What can we learn from the brothers’ suffering?
Yosef’s goblet is found in Binyamin’s bag. The brothers believe that now Binyamin will be taken as a slave, and they tear their clothes in mourning (Bereishit 44:13).
"וַיִּקְרְעוּ שִׂמְלֹתָם" - אָמַר לָהֶם הַקָּדוֹשׁ בָּרוּךְ הוּא, אַתֶּם גְּרַמְתֶּם לִקְרֹעַ בִּגְדֵי אֲבִיכֶם בְּדָבָר שֶׁל חִנָּם, כָּךְ תִּקְרְעוּ אַתֶּם עַל דָּבָר שֶׁל חִנָּם.
“They tore their clothing” - The Holy Blessed One said to them: You caused your father to tear his clothes in sadness for no reason (when he thought Yosef had been killed) (when he thought Yosef had been killed), so now you will tear your clothes in sadness for no reason (now that you think Binyamin will become a slave).
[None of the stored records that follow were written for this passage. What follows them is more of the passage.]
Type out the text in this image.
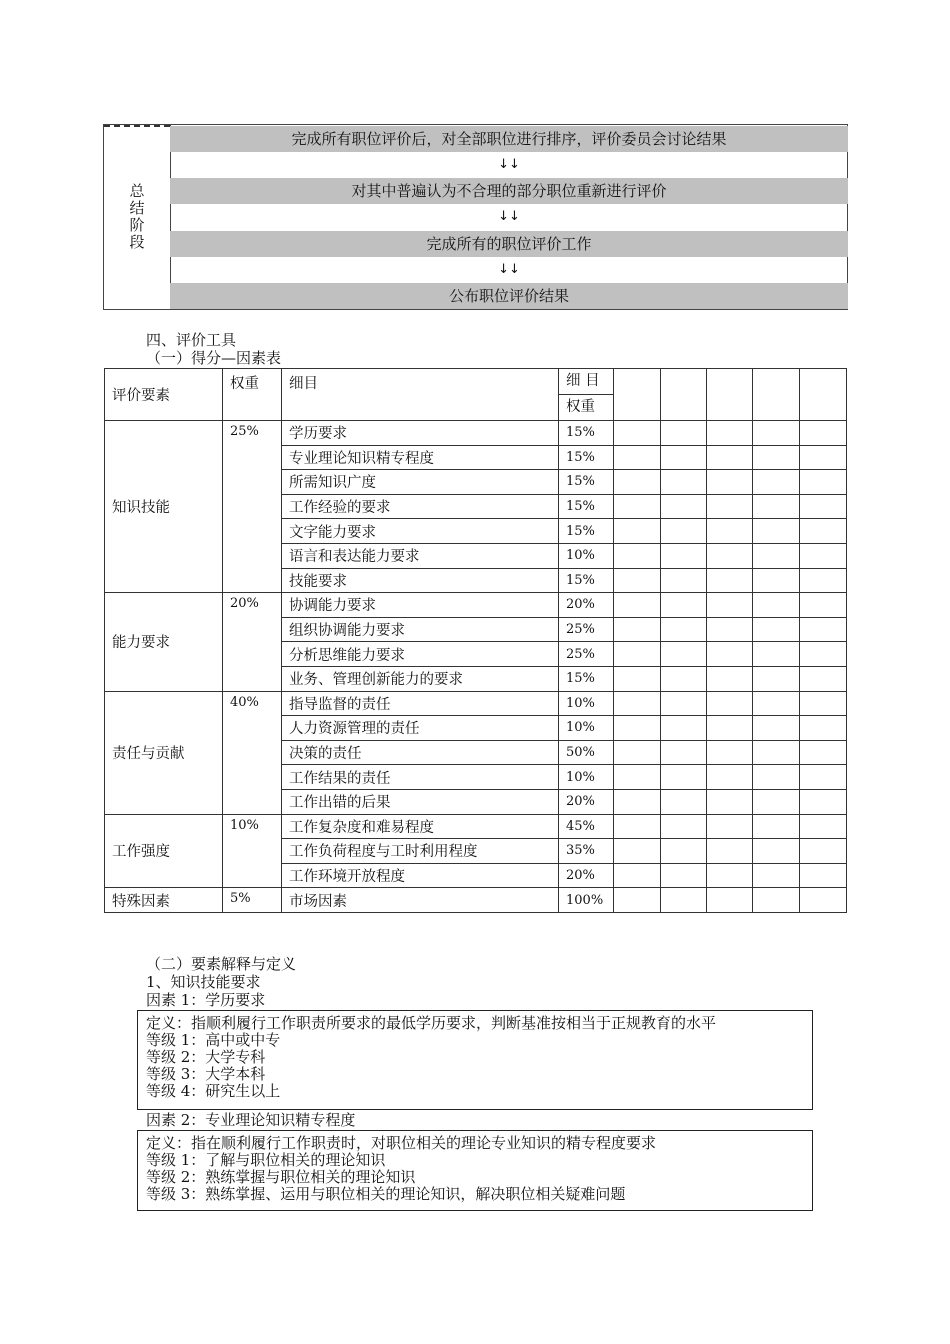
总
结
阶
段
完成所有职位评价后，对全部职位进行排序，评价委员会讨论结果
↓↓
对其中普遍认为不合理的部分职位重新进行评价
↓↓
完成所有的职位评价工作
↓↓
公布职位评价结果
四、评价工具
（一）得分—因素表
评价要素	权重	细目	细 目					
			权重					
知识技能	25%	学历要求	15%					
		专业理论知识精专程度	15%					
		所需知识广度	15%					
		工作经验的要求	15%					
		文字能力要求	15%					
		语言和表达能力要求	10%					
		技能要求	15%					
能力要求	20%	协调能力要求	20%					
		组织协调能力要求	25%					
		分析思维能力要求	25%					
		业务、管理创新能力的要求	15%					
责任与贡献	40%	指导监督的责任	10%					
		人力资源管理的责任	10%					
		决策的责任	50%					
		工作结果的责任	10%					
		工作出错的后果	20%					
工作强度	10%	工作复杂度和难易程度	45%					
		工作负荷程度与工时利用程度	35%					
		工作环境开放程度	20%					
特殊因素	5%	市场因素	100%					
（二）要素解释与定义
1、知识技能要求
因素 1：学历要求
定义：指顺利履行工作职责所要求的最低学历要求，判断基准按相当于正规教育的水平
等级 1：高中或中专
等级 2：大学专科
等级 3：大学本科
等级 4：研究生以上
因素 2：专业理论知识精专程度
定义：指在顺利履行工作职责时，对职位相关的理论专业知识的精专程度要求
等级 1：了解与职位相关的理论知识
等级 2：熟练掌握与职位相关的理论知识
等级 3：熟练掌握、运用与职位相关的理论知识，解决职位相关疑难问题
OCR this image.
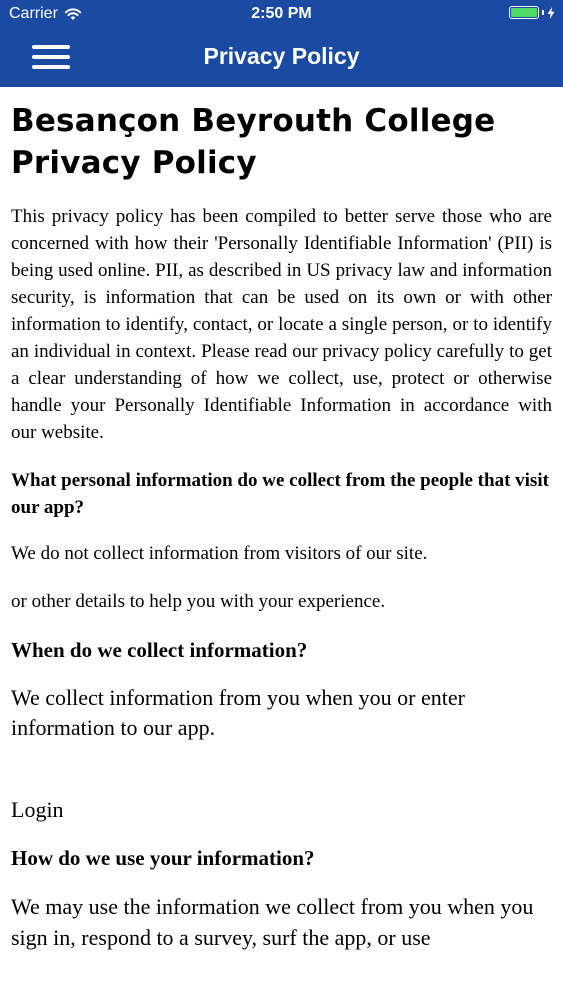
Carrier	2:50 PM
Privacy Policy
Besançon Beyrouth College Privacy Policy

This privacy policy has been compiled to better serve those who are concerned with how their 'Personally Identifiable Information' (PII) is being used online. PII, as described in US privacy law and information security, is information that can be used on its own or with other information to identify, contact, or locate a single person, or to identify an individual in context. Please read our privacy policy carefully to get a clear understanding of how we collect, use, protect or otherwise handle your Personally Identifiable Information in accordance with our website.

What personal information do we collect from the people that visit our app?

We do not collect information from visitors of our site.

or other details to help you with your experience.

When do we collect information?

We collect information from you when you or enter information to our app.

Login

How do we use your information?

We may use the information we collect from you when you sign in, respond to a survey, surf the app, or use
This midrash connects the brothers’ tearing now to the time when the brothers sold Yosef into slavery and lied to Yaakov about it, making him think Yosef had been killed. Because of the brothers’ actions, Yaakov tore his clothing in his sadness and pain (see last week’s parashah; Bereishit 37:34). The punishment they experience now is an example of what Hazal call מִדָּה כְּנֶגֶד מִדָּה (middah k’neged middah, measure for measure), which means something like “the punishment fits the crime.”
We saw the idea of middah k’neged middah last year in Devash for Vaera, as an explanation for the מַכּוֹת (makkot, plagues), and how God punished the Egyptians in ways that fit how they hurt Benei Yisrael.
When punishments are middah k’neged middah, it helps us see justice and fairness in the world, and also helps us understand the consequences of our own behavior.
  • What can we learn from the way the brothers suffer in this story? What does it teach us about what they had previously done wrong?
  • This midrash focuses on the pain the brothers caused to their father, Yaakov. What was so wrong about that? What about the pain they caused Yosef - what might be the punishment for that?
  • What’s it like to receive a punishment that feels “random” or unconnected to what you did? What are the kinds of punishments you learn and grow from, and what punishments are not that way?